И засмеялся я тогда, и с радостью подумал, что гастроли начинаются отменно – значит, так оно и будет до конца. Но не сбылось. О крови я забыть уже не мог, она мне каждый день теперь напоминала о себе, но каждодневность выступлений-переездов целиком и начисто заглатывает всё, что не относится к гастролям. А ещё я помню, как стоял в тамбуре какого-то очередного поезда, смотрел на маленький экран, где отмечалась скорость и ближайший город, и о давнем-давнем прошлом вспоминал. Я первую издал когда-то книжку (тонкую, верней, брошюру), из моей прямой профессии истёкшую, – «Локомотивы настоящего и будущего». А там я, в частности, писал (не сам придумал, вычитал в журнале), что в Германии и Франции уже вот-вот наладят поезда со скоростью до километров двести в час. Шестидесятый с небольшим тогда был год, и мне редактор эту перспективу резко вычеркнул. Во-первых, это явная фантастика, сказал он мне, а во-вторых и главных – не фига пропагандировать мифический успех отсталой иностранной техники. А на спидометре экранном ярко проступала цифра скорости на данную минуту – двести восемьдесят километров. И я вздохнул, стараясь более не вспоминать о горестях своих тогдашних дней счастливых.

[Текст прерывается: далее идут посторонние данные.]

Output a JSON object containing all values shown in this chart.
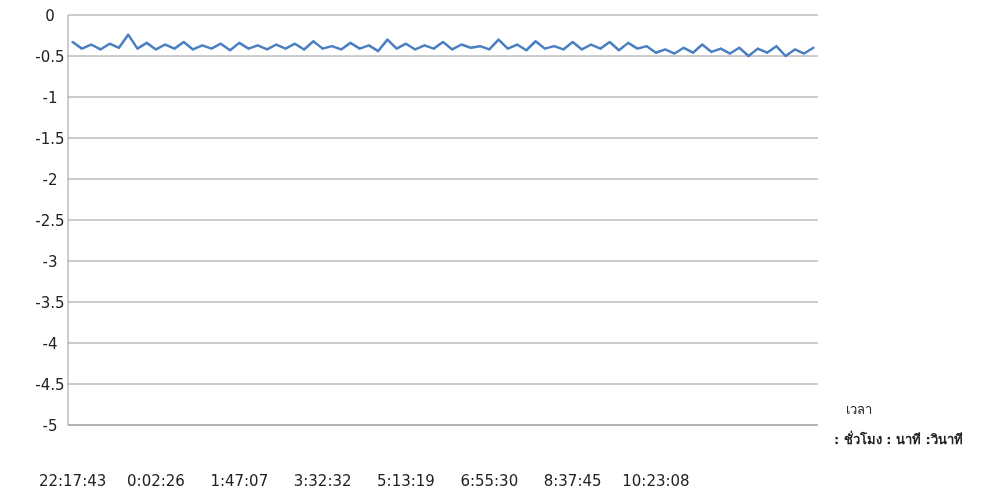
{
  "chart_data": {
    "type": "line",
    "xlabel": "เวลา",
    "annotations": [
      ": ชั่วโมง : นาที :วินาที"
    ],
    "categories": [
      "22:17:43",
      null,
      null,
      null,
      null,
      null,
      null,
      null,
      null,
      "0:02:26",
      null,
      null,
      null,
      null,
      null,
      null,
      null,
      null,
      "1:47:07",
      null,
      null,
      null,
      null,
      null,
      null,
      null,
      null,
      "3:32:32",
      null,
      null,
      null,
      null,
      null,
      null,
      null,
      null,
      "5:13:19",
      null,
      null,
      null,
      null,
      null,
      null,
      null,
      null,
      "6:55:30",
      null,
      null,
      null,
      null,
      null,
      null,
      null,
      null,
      "8:37:45",
      null,
      null,
      null,
      null,
      null,
      null,
      null,
      null,
      "10:23:08",
      null,
      null,
      null,
      null,
      null,
      null,
      null,
      null,
      null,
      null,
      null,
      null,
      null,
      null,
      null,
      null,
      null
    ],
    "series": [
      {
        "color": "#4a7fc1",
        "values": [
          -0.33,
          -0.41,
          -0.36,
          -0.42,
          -0.35,
          -0.4,
          -0.24,
          -0.41,
          -0.34,
          -0.42,
          -0.36,
          -0.41,
          -0.33,
          -0.42,
          -0.37,
          -0.41,
          -0.35,
          -0.43,
          -0.34,
          -0.41,
          -0.37,
          -0.42,
          -0.36,
          -0.41,
          -0.35,
          -0.42,
          -0.32,
          -0.41,
          -0.38,
          -0.42,
          -0.34,
          -0.41,
          -0.37,
          -0.44,
          -0.3,
          -0.41,
          -0.35,
          -0.42,
          -0.37,
          -0.41,
          -0.33,
          -0.42,
          -0.36,
          -0.4,
          -0.38,
          -0.42,
          -0.3,
          -0.41,
          -0.36,
          -0.43,
          -0.32,
          -0.41,
          -0.38,
          -0.42,
          -0.33,
          -0.42,
          -0.36,
          -0.41,
          -0.33,
          -0.43,
          -0.34,
          -0.41,
          -0.38,
          -0.46,
          -0.42,
          -0.47,
          -0.4,
          -0.46,
          -0.36,
          -0.45,
          -0.41,
          -0.47,
          -0.4,
          -0.5,
          -0.41,
          -0.46,
          -0.38,
          -0.5,
          -0.42,
          -0.47,
          -0.4
        ]
      }
    ],
    "ylim": [
      -5,
      0
    ],
    "yticks": [
      0,
      -0.5,
      -1,
      -1.5,
      -2,
      -2.5,
      -3,
      -3.5,
      -4,
      -4.5,
      -5
    ],
    "grid": "y",
    "marker": "none",
    "line_style": "solid"
  }
}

Мелькали города. Я простодушно радуюсь уже который год, когда я вижу многолюдный зал. В том, что ходят меня слушать, есть какая-то таинственная, чисто витаминная подпитка чувству, что живу оправданной и полноценной жизнью. И ни к гонорарам, ни к гордыне эта радость не имеет отношения. Не силой же их гонят в этот зал. Я часто вспоминаю дивные слова какого-то прожжённого и явно пожилого (с несомненностью – еврея) театрального директора: «А если зритель не идёт, его не остановишь».
Я в Кёльне жил не в городе самом, а в получасе от него езды, у давних замечательных приятелей. Хозяин дома был проктолог с многолетним опытом, и мне было бы уместно у него спросить про эту кровь, но мы так изобильно и прекрасно пили виски, что мне это и в голову ни разу не пришло.